This Nov. 16, 2012 file photo, President Barack Obama, accompanied by House Speaker John Boehner of Ohio, speaks to reporters in the Roosevelt Room of the White House in Washington. President Barack Obama’s re-election has stiffened Democrats’ spine against cutting popular benefit programs like Medicare and Social Security. Their new resolve could become as big a hurdle to reaching a deal for skirting economy-crippling tax increases and spending cuts in January as Republicans’ resistance raising tax rates on the wealthy. / (AP Photo/Carolyn Kaster, File)
ALBANY -- New York schools would lose $164 million in federal funding for the 2013-14 school year if Congress does not find compromise on the nation’s looming “fiscal cliff,” according to a state School Boards Association analysis.
Lawmakers in Washington, D.C., must reach a deal by the end of the year to avoid higher taxes and federal funding cuts.
“The consequences of lawmakers not reaching agreement on the fiscal cliff are severe for students in New York schools, especially those in city school districts,” Executive Director Timothy Kremer said in a statement.
School districts would lose an average of $243,000 in federal funding earmarked largely for educational programs serving students with disabilities and those in poverty.
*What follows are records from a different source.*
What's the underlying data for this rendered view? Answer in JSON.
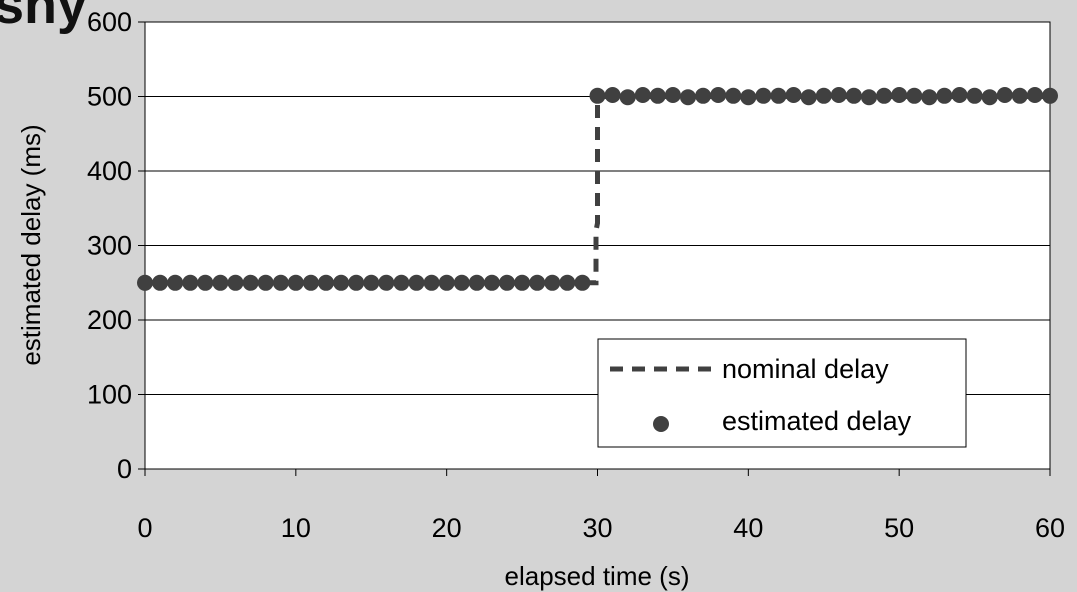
{
  "header_fragment": "shy",
  "chart_data": {
    "type": "line",
    "xlabel": "elapsed time (s)",
    "ylabel": "estimated delay (ms)",
    "xlim": [
      0,
      60
    ],
    "ylim": [
      0,
      600
    ],
    "x_ticks": [
      0,
      10,
      20,
      30,
      40,
      50,
      60
    ],
    "y_ticks": [
      0,
      100,
      200,
      300,
      400,
      500,
      600
    ],
    "grid": "horizontal",
    "legend_position": "bottom-right",
    "series": [
      {
        "name": "nominal delay",
        "style": "dashed-line",
        "color": "#404040",
        "x": [
          0,
          29.9,
          29.9,
          30,
          30,
          60
        ],
        "y": [
          250,
          250,
          320,
          330,
          500,
          500
        ]
      },
      {
        "name": "estimated delay",
        "style": "markers",
        "color": "#404040",
        "x": [
          0,
          1,
          2,
          3,
          4,
          5,
          6,
          7,
          8,
          9,
          10,
          11,
          12,
          13,
          14,
          15,
          16,
          17,
          18,
          19,
          20,
          21,
          22,
          23,
          24,
          25,
          26,
          27,
          28,
          29,
          30,
          31,
          32,
          33,
          34,
          35,
          36,
          37,
          38,
          39,
          40,
          41,
          42,
          43,
          44,
          45,
          46,
          47,
          48,
          49,
          50,
          51,
          52,
          53,
          54,
          55,
          56,
          57,
          58,
          59,
          60
        ],
        "y": [
          250,
          250,
          250,
          250,
          250,
          250,
          250,
          250,
          250,
          250,
          250,
          250,
          250,
          250,
          250,
          250,
          250,
          250,
          250,
          250,
          250,
          250,
          250,
          250,
          250,
          250,
          250,
          250,
          250,
          250,
          501,
          502,
          499,
          502,
          501,
          502,
          499,
          501,
          502,
          501,
          499,
          501,
          501,
          502,
          499,
          501,
          502,
          501,
          499,
          501,
          502,
          501,
          499,
          501,
          502,
          501,
          499,
          502,
          501,
          502,
          501
        ]
      }
    ]
  }
}
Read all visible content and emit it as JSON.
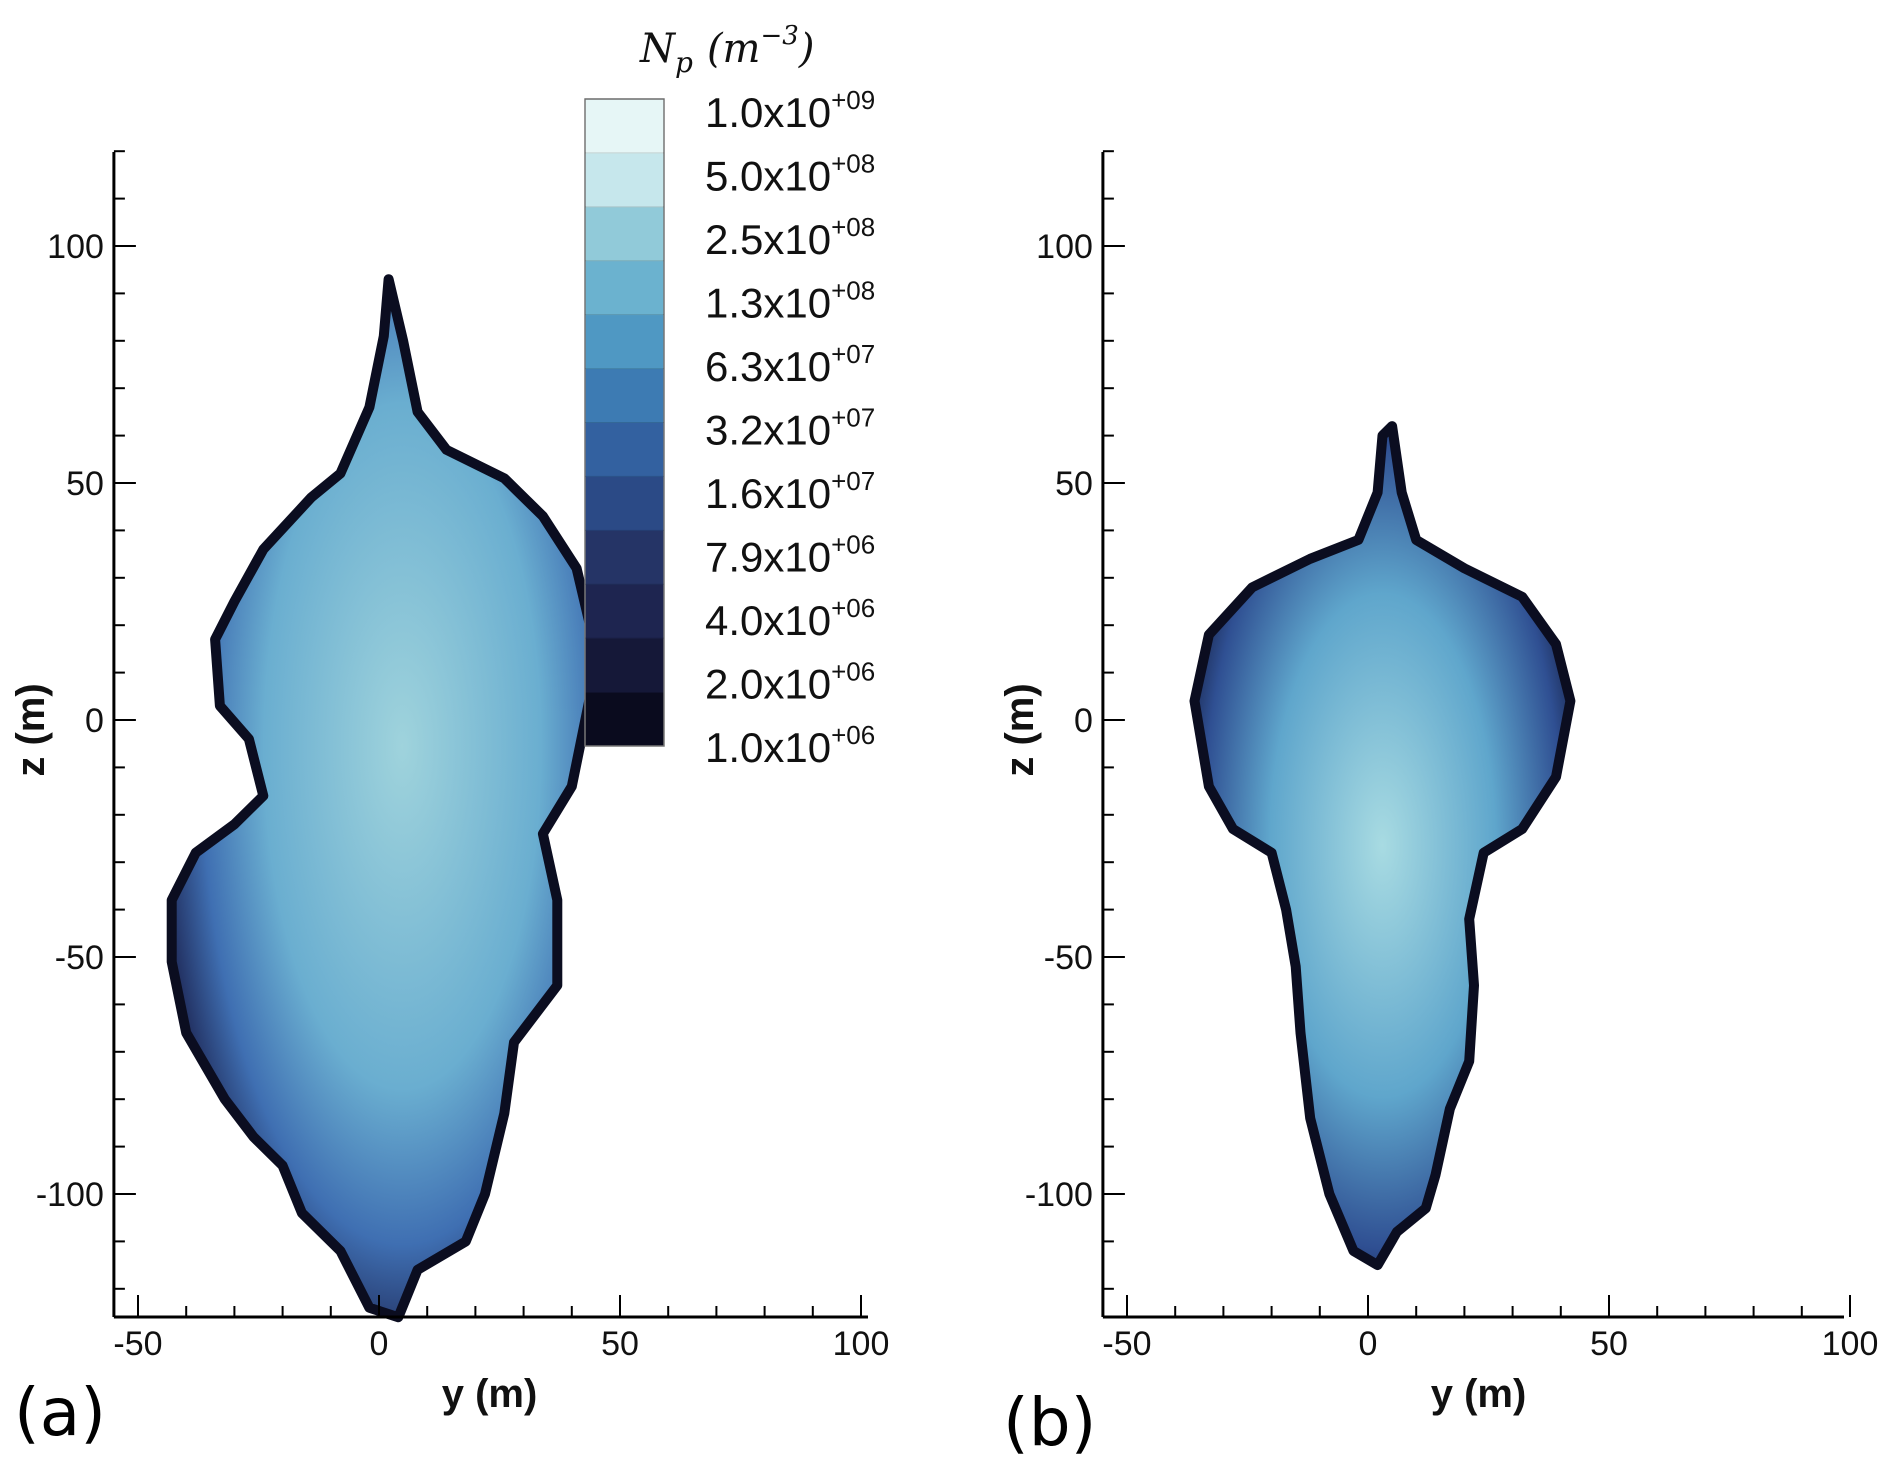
{
  "chart_data": [
    {
      "type": "heatmap",
      "panel_label": "(a)",
      "xlabel": "y (m)",
      "ylabel": "z (m)",
      "xlim": [
        -55,
        105
      ],
      "ylim": [
        -125,
        120
      ],
      "x_ticks": [
        -50,
        0,
        50,
        100
      ],
      "y_ticks": [
        -100,
        -50,
        0,
        50,
        100
      ],
      "x_tick_labels": [
        "-50",
        "0",
        "50",
        "100"
      ],
      "y_tick_labels": [
        "-100",
        "-50",
        "0",
        "50",
        "100"
      ],
      "plume_outline": [
        [
          2,
          93
        ],
        [
          5,
          80
        ],
        [
          8,
          65
        ],
        [
          14,
          57
        ],
        [
          26,
          51
        ],
        [
          34,
          43
        ],
        [
          41,
          32
        ],
        [
          44,
          19
        ],
        [
          44,
          6
        ],
        [
          40,
          -14
        ],
        [
          34,
          -24
        ],
        [
          37,
          -38
        ],
        [
          37,
          -56
        ],
        [
          28,
          -68
        ],
        [
          26,
          -83
        ],
        [
          22,
          -100
        ],
        [
          18,
          -110
        ],
        [
          8,
          -116
        ],
        [
          4,
          -126
        ],
        [
          -2,
          -124
        ],
        [
          -8,
          -112
        ],
        [
          -16,
          -104
        ],
        [
          -20,
          -94
        ],
        [
          -26,
          -88
        ],
        [
          -32,
          -80
        ],
        [
          -40,
          -66
        ],
        [
          -43,
          -51
        ],
        [
          -43,
          -38
        ],
        [
          -38,
          -28
        ],
        [
          -30,
          -22
        ],
        [
          -24,
          -16
        ],
        [
          -27,
          -4
        ],
        [
          -33,
          3
        ],
        [
          -34,
          17
        ],
        [
          -30,
          25
        ],
        [
          -24,
          36
        ],
        [
          -14,
          47
        ],
        [
          -8,
          52
        ],
        [
          -2,
          66
        ],
        [
          1,
          81
        ]
      ]
    },
    {
      "type": "heatmap",
      "panel_label": "(b)",
      "xlabel": "y (m)",
      "ylabel": "z (m)",
      "xlim": [
        -55,
        105
      ],
      "ylim": [
        -125,
        120
      ],
      "x_ticks": [
        -50,
        0,
        50,
        100
      ],
      "y_ticks": [
        -100,
        -50,
        0,
        50,
        100
      ],
      "x_tick_labels": [
        "-50",
        "0",
        "50",
        "100"
      ],
      "y_tick_labels": [
        "-100",
        "-50",
        "0",
        "50",
        "100"
      ],
      "plume_outline": [
        [
          5,
          62
        ],
        [
          7,
          48
        ],
        [
          10,
          38
        ],
        [
          20,
          32
        ],
        [
          32,
          26
        ],
        [
          39,
          16
        ],
        [
          42,
          4
        ],
        [
          39,
          -12
        ],
        [
          32,
          -23
        ],
        [
          24,
          -28
        ],
        [
          21,
          -42
        ],
        [
          22,
          -56
        ],
        [
          21,
          -72
        ],
        [
          17,
          -82
        ],
        [
          14,
          -96
        ],
        [
          12,
          -103
        ],
        [
          6,
          -108
        ],
        [
          2,
          -115
        ],
        [
          -3,
          -112
        ],
        [
          -8,
          -100
        ],
        [
          -12,
          -84
        ],
        [
          -14,
          -66
        ],
        [
          -15,
          -52
        ],
        [
          -17,
          -40
        ],
        [
          -20,
          -28
        ],
        [
          -28,
          -23
        ],
        [
          -33,
          -14
        ],
        [
          -36,
          4
        ],
        [
          -33,
          18
        ],
        [
          -24,
          28
        ],
        [
          -12,
          34
        ],
        [
          -2,
          38
        ],
        [
          2,
          48
        ],
        [
          3,
          60
        ]
      ]
    }
  ],
  "colorbar": {
    "title": "N",
    "title_sub": "p",
    "title_units_base": "(m",
    "title_units_exp": "−3",
    "title_units_close": ")",
    "colors": [
      "#0a0b1e",
      "#151838",
      "#1e2550",
      "#253466",
      "#2b4a86",
      "#3361a0",
      "#3d7bb3",
      "#4f98c3",
      "#6bb2cf",
      "#91cad9",
      "#c6e7ec",
      "#e6f6f6"
    ],
    "levels": [
      {
        "mantissa": "1.0x10",
        "exponent": "+09"
      },
      {
        "mantissa": "5.0x10",
        "exponent": "+08"
      },
      {
        "mantissa": "2.5x10",
        "exponent": "+08"
      },
      {
        "mantissa": "1.3x10",
        "exponent": "+08"
      },
      {
        "mantissa": "6.3x10",
        "exponent": "+07"
      },
      {
        "mantissa": "3.2x10",
        "exponent": "+07"
      },
      {
        "mantissa": "1.6x10",
        "exponent": "+07"
      },
      {
        "mantissa": "7.9x10",
        "exponent": "+06"
      },
      {
        "mantissa": "4.0x10",
        "exponent": "+06"
      },
      {
        "mantissa": "2.0x10",
        "exponent": "+06"
      },
      {
        "mantissa": "1.0x10",
        "exponent": "+06"
      }
    ]
  }
}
The group’s analysis is based on across-the-board cuts in federal programs — known as sequestration — that the White House estimates to be 8.2 percent, according to a news release.
New York’s “Big 5″ districts would receive the largest cuts: $95.1 million to New York City, $4.1 million to Buffalo, $3.4 million to Rochester and $1.6 million each to Syracuse and Yonkers.
School districts in western New York, Long Island and the lower Hudson Valley would lose an average of $175,000, $110,000 and $139,000, respectively.
Schools in the North Country and Southern Tier would face the largest hurdles in raising funds to keep these programs in place. They would need to raise their property tax levies by nearly 1 percent on average just to make up for the lost federal aid and maintain current programs, the group said. Under Gov. Andrew Cuomo’s tax cap, which is in its second year, school districts must garner 60 percent of local voters’ support in order to raise tax levies by more than 2 percent.
“The impact of the fiscal cliff is made far more pronounced by the state’s property tax levy cap, which essentially limits the amount of revenue schools can raise locally,” Kremer said in a statement. “For the sake of our students, President Obama and lawmakers in Washington, D.C., must prevent schools from becoming a casualty of the fiscal cliff.”